High range superplasticizers (dispersants) have generally been manufactured from sulfonated naphthalene condensate, although polycarboxylic ethers represent more modern alternatives. Both of these high range water reducers are used at 1/2 to 1/3 of the lignosulfonate types.

Traditional lignosulfonate and naphthalene sulfonate-based plasticisers disperse the flocculated gypsum particles through a mechanism of electrostatic repulsion (see Colloid). In normal plasticisers, the active substances are adsorbed on to the gypsum particles, giving them a negative charge, which leads to repulsion between particles. Lignin and naphthalene sulfonate plasticizers are organic polymers. The long molecules wrap themselves around the gypsum particles, giving them a highly negative charge so that they repel each other.

===Energetic materials===
Energetic material pyrotechnic compositions, especially solid rocket propellants and smokeless powders for guns, often employ plasticizers to improve physical properties of the propellant binder or of the overall propellant, to provide a secondary fuel, and ideally, to improve specific energy yield (e.g. specific impulse, energy yield per gram of propellant, or similar indices) of the propellant. An energetic plasticizer improves the physical properties of an energetic material while also increasing its specific energy yield. Energetic plasticizers are usually preferred to non-energetic plasticizers, especially for solid rocket propellants. Energetic plasticizers reduce the required mass of propellant, enabling a rocket vehicle to carry more payload or reach higher velocities than would otherwise be the case. However, safety or cost considerations may demand that non-energetic plasticizers be used, even in rocket propellants. The solid rocket propellant used to fuel the Space Shuttle solid rocket booster employs HTPB, a synthetic rubber, as a non-energetic secondary fuel.

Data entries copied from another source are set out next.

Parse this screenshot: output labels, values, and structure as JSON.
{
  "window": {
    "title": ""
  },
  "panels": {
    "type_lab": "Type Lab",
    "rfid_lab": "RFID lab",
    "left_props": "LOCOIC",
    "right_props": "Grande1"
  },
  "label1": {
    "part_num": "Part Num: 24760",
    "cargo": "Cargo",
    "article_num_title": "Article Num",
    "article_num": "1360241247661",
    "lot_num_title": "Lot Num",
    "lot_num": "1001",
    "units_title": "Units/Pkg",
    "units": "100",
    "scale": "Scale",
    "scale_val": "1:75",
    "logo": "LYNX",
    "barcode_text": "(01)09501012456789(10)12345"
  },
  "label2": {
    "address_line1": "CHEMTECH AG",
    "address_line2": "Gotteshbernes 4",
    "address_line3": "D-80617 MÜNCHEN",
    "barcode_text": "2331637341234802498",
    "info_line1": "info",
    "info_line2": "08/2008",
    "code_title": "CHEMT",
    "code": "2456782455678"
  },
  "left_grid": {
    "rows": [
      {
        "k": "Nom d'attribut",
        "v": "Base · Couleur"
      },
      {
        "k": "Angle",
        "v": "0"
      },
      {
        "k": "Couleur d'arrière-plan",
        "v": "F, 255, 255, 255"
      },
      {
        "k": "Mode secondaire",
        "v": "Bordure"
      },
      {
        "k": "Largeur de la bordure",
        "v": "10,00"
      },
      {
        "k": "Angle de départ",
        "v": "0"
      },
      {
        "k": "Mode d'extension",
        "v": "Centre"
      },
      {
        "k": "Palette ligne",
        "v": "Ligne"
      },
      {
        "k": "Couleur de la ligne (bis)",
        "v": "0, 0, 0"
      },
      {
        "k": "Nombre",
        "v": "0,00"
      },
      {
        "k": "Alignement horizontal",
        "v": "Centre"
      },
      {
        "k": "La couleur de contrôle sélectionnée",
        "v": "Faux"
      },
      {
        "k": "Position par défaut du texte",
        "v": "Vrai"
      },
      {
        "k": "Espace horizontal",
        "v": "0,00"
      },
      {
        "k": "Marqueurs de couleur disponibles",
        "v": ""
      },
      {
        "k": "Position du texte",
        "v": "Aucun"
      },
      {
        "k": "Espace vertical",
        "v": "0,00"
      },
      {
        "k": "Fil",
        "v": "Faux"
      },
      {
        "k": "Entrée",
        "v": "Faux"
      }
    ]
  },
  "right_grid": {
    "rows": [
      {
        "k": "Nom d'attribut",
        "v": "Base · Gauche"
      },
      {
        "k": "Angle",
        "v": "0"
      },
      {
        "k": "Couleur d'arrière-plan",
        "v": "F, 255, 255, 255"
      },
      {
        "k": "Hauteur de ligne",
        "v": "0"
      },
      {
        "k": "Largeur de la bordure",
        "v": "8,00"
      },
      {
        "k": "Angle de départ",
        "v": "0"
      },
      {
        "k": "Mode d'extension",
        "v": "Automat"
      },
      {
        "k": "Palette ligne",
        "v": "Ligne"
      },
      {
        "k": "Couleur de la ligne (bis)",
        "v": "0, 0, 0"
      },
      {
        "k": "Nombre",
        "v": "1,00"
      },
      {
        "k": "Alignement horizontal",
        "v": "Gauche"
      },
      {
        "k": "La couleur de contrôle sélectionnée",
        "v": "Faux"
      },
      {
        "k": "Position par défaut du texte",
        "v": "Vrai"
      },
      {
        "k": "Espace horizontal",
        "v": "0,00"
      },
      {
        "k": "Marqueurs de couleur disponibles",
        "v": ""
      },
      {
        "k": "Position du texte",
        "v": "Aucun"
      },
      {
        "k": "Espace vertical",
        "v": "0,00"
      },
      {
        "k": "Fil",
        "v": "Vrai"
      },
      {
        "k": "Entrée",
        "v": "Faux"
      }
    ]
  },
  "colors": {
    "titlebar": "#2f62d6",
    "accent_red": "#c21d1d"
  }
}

====Plasticizers for energetic materials====
Here are some energetic plasticizers used in rocket propellants and smokeless powders:
- Nitroglycerine (NG, aka "nitro", glyceryl trinitrate)
- Butanetriol trinitrate (BTTN)
- Dinitrotoluene (DNT)
- Trimethylolethane trinitrate (TMETN, aka Metriol trinitrate, METN)
- Diethylene glycol dinitrate (DEGDN, less commonly DEGN)
- Triethylene glycol dinitrate (TEGDN, less commonly TEGN)
- Bis(2,2-dinitropropyl)formal (BDNPF)
- Bis(2,2-dinitropropyl)acetal (BDNPA)
- 2,2,2-Trinitroethyl 2-nitroxyethyl ether (TNEN)
Due to the secondary alcohol groups, NG and BTTN have relatively low thermal stability. TMETN, DEGDN, BDNPF, and BDNPA have relatively low energies. NG and DEGDN have relatively high vapor pressure.